- Location: Ilomantsi, North Karelia
- Coordinates: 62°57′N 030°42′E﻿ / ﻿62.950°N 30.700°E
- Type: Lake
- Catchment area: Vuoksi
- Basin countries: Finland
- Surface area: 163.67 km^{2} (40,440 acres)
- Average depth: 6.71 m (22.0 ft)
- Max. depth: 46.46 m (152.4 ft)
- Water volume: 1.1 km^{3} (890,000 acre⋅ft)
- Shore length^{1}: 424.22 km (263.60 mi)
- Surface elevation: 143.4 m (470 ft)
- Islands: Lammassaari, Juuansaari, Hirvatsaari, Iso Viitasaari

= Koitere =

Koitere is a rather large lake in Ilomantsi, North Karelia, Finland.
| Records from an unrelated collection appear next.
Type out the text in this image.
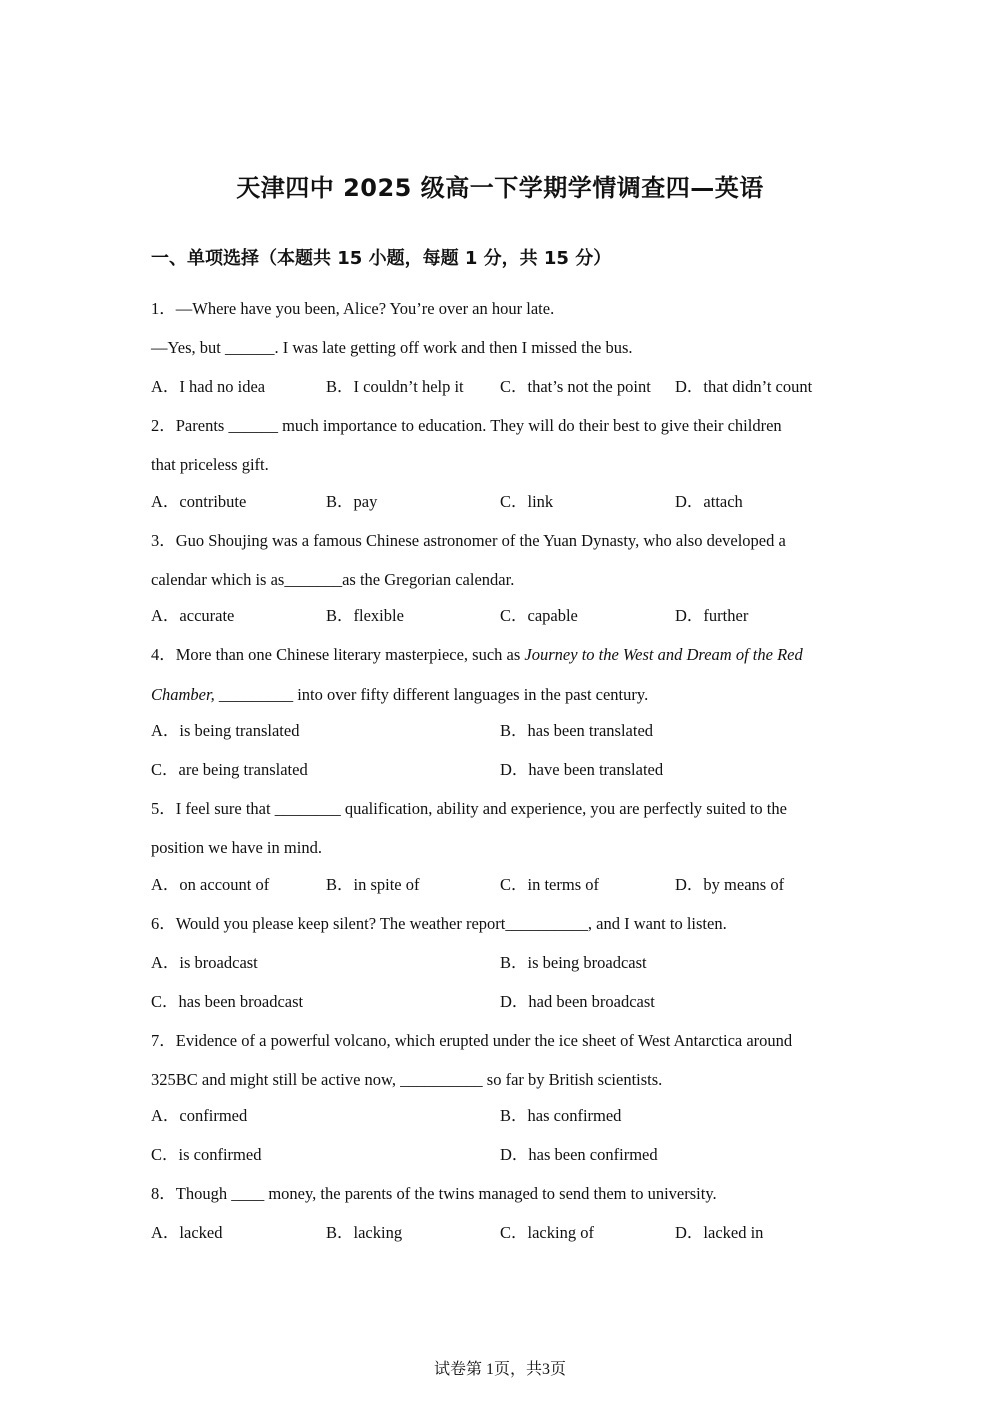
天津四中 2025 级高一下学期学情调查四—英语
一、单项选择（本题共 15 小题，每题 1 分，共 15 分）
1．—Where have you been, Alice? You’re over an hour late.
—Yes, but ______. I was late getting off work and then I missed the bus.
A．I had no idea	B．I couldn’t help it C．that’s not the point D．that didn’t count
2．Parents ______ much importance to education. They will do their best to give their children
that priceless gift.
A．contribute	B．pay	C．link	D．attach
3．Guo Shoujing was a famous Chinese astronomer of the Yuan Dynasty, who also developed a
calendar which is as_______as the Gregorian calendar.
A．accurate	B．flexible	C．capable	D．further
4．More than one Chinese literary masterpiece, such as Journey to the West and Dream of the Red
Chamber, _________ into over fifty different languages in the past century.
A．is being translated	B．has been translated
C．are being translated	D．have been translated
5．I feel sure that ________ qualification, ability and experience, you are perfectly suited to the
position we have in mind.
A．on account of	B．in spite of	C．in terms of	D．by means of
6．Would you please keep silent? The weather report__________, and I want to listen.
A．is broadcast	B．is being broadcast
C．has been broadcast	D．had been broadcast
7．Evidence of a powerful volcano, which erupted under the ice sheet of West Antarctica around
325BC and might still be active now, __________ so far by British scientists.
A．confirmed	B．has confirmed
C．is confirmed	D．has been confirmed
8．Though ____ money, the parents of the twins managed to send them to university.
A．lacked	B．lacking	C．lacking of	D．lacked in
试卷第 1页，共3页
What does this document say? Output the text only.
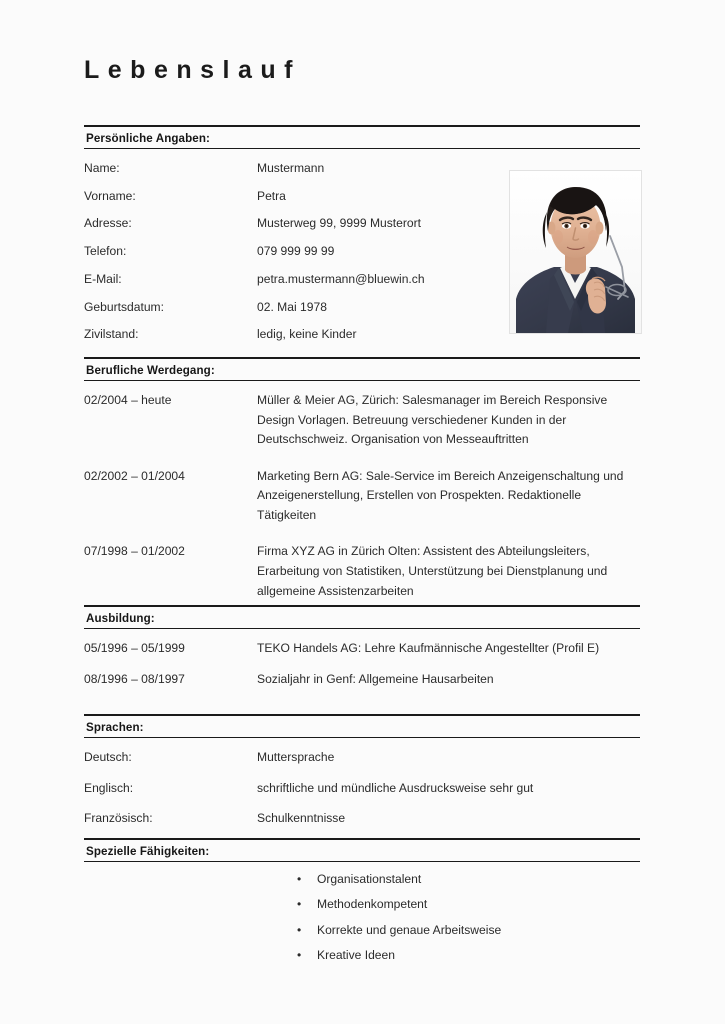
Lebenslauf
Persönliche Angaben:
Name:	Mustermann
Vorname:	Petra
Adresse:	Musterweg 99, 9999 Musterort
Telefon:	079 999 99 99
E-Mail:	petra.mustermann@bluewin.ch
Geburtsdatum:	02. Mai 1978
Zivilstand:	ledig, keine Kinder
Berufliche Werdegang:
02/2004 – heute	Müller & Meier AG, Zürich: Salesmanager im Bereich Responsive Design Vorlagen. Betreuung verschiedener Kunden in der Deutschschweiz. Organisation von Messeauftritten
02/2002 – 01/2004	Marketing Bern AG: Sale-Service im Bereich Anzeigenschaltung und Anzeigenerstellung, Erstellen von Prospekten. Redaktionelle Tätigkeiten
07/1998 – 01/2002	Firma XYZ AG in Zürich Olten: Assistent des Abteilungsleiters, Erarbeitung von Statistiken, Unterstützung bei Dienstplanung und allgemeine Assistenzarbeiten
Ausbildung:
05/1996 – 05/1999	TEKO Handels AG: Lehre Kaufmännische Angestellter (Profil E)
08/1996 – 08/1997	Sozialjahr in Genf: Allgemeine Hausarbeiten
Sprachen:
Deutsch:	Muttersprache
Englisch:	schriftliche und mündliche Ausdrucksweise sehr gut
Französisch:	Schulkenntnisse
Spezielle Fähigkeiten:
•	Organisationstalent
•	Methodenkompetent
•	Korrekte und genaue Arbeitsweise
•	Kreative Ideen
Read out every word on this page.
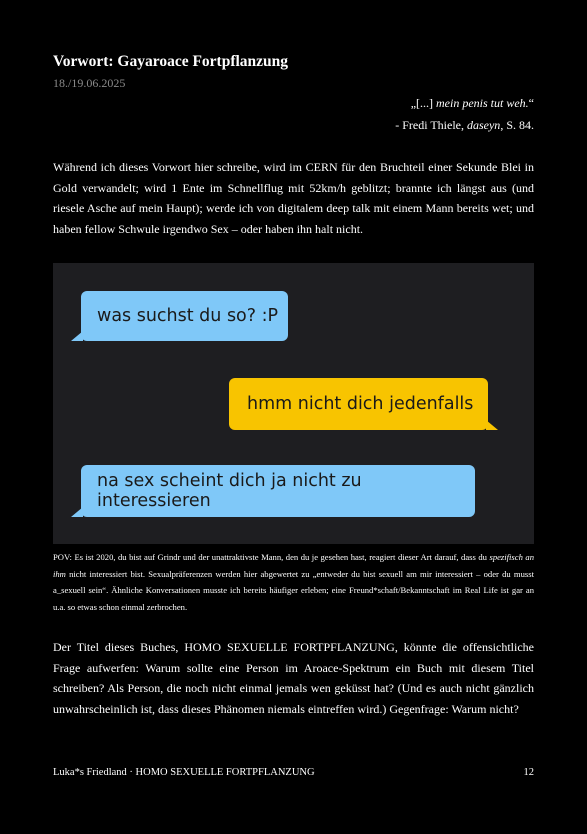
Vorwort: Gayaroace Fortpflanzung
18./19.06.2025
„[...] mein penis tut weh.“
- Fredi Thiele, daseyn, S. 84.
Während ich dieses Vorwort hier schreibe, wird im CERN für den Bruchteil einer Sekunde Blei in Gold verwandelt; wird 1 Ente im Schnellflug mit 52km/h geblitzt; brannte ich längst aus (und riesele Asche auf mein Haupt); werde ich von digitalem deep talk mit einem Mann bereits wet; und haben fellow Schwule irgendwo Sex – oder haben ihn halt nicht.
was suchst du so? :P
hmm nicht dich jedenfalls
na sex scheint dich ja nicht zu interessieren
POV: Es ist 2020, du bist auf Grindr und der unattraktivste Mann, den du je gesehen hast, reagiert dieser Art darauf, dass du spezifisch an ihm nicht interessiert bist. Sexualpräferenzen werden hier abgewertet zu „entweder du bist sexuell am mir interessiert – oder du musst a_sexuell sein“. Ähnliche Konversationen musste ich bereits häufiger erleben; eine Freund*schaft/Bekanntschaft im Real Life ist gar an u.a. so etwas schon einmal zerbrochen.
Der Titel dieses Buches, HOMO SEXUELLE FORTPFLANZUNG, könnte die offensichtliche Frage aufwerfen: Warum sollte eine Person im Aroace-Spektrum ein Buch mit diesem Titel schreiben? Als Person, die noch nicht einmal jemals wen geküsst hat? (Und es auch nicht gänzlich unwahrscheinlich ist, dass dieses Phänomen niemals eintreffen wird.) Gegenfrage: Warum nicht?
Luka*s Friedland · HOMO SEXUELLE FORTPFLANZUNG	12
The lake, which sports 451 islands and many beaches, is located in the middle of wilderness. The river Koitajoki, which is a tributary of the river Pielisjoki in North Karelia, flows from the lake.

Koitere Lacus, one of the apparent methane lakes on Saturn's moon Titan is named after this lake. That lake is located 79.4N and 36.14°W on Titan's globe and is presumed to be composed of liquid methane and ethane.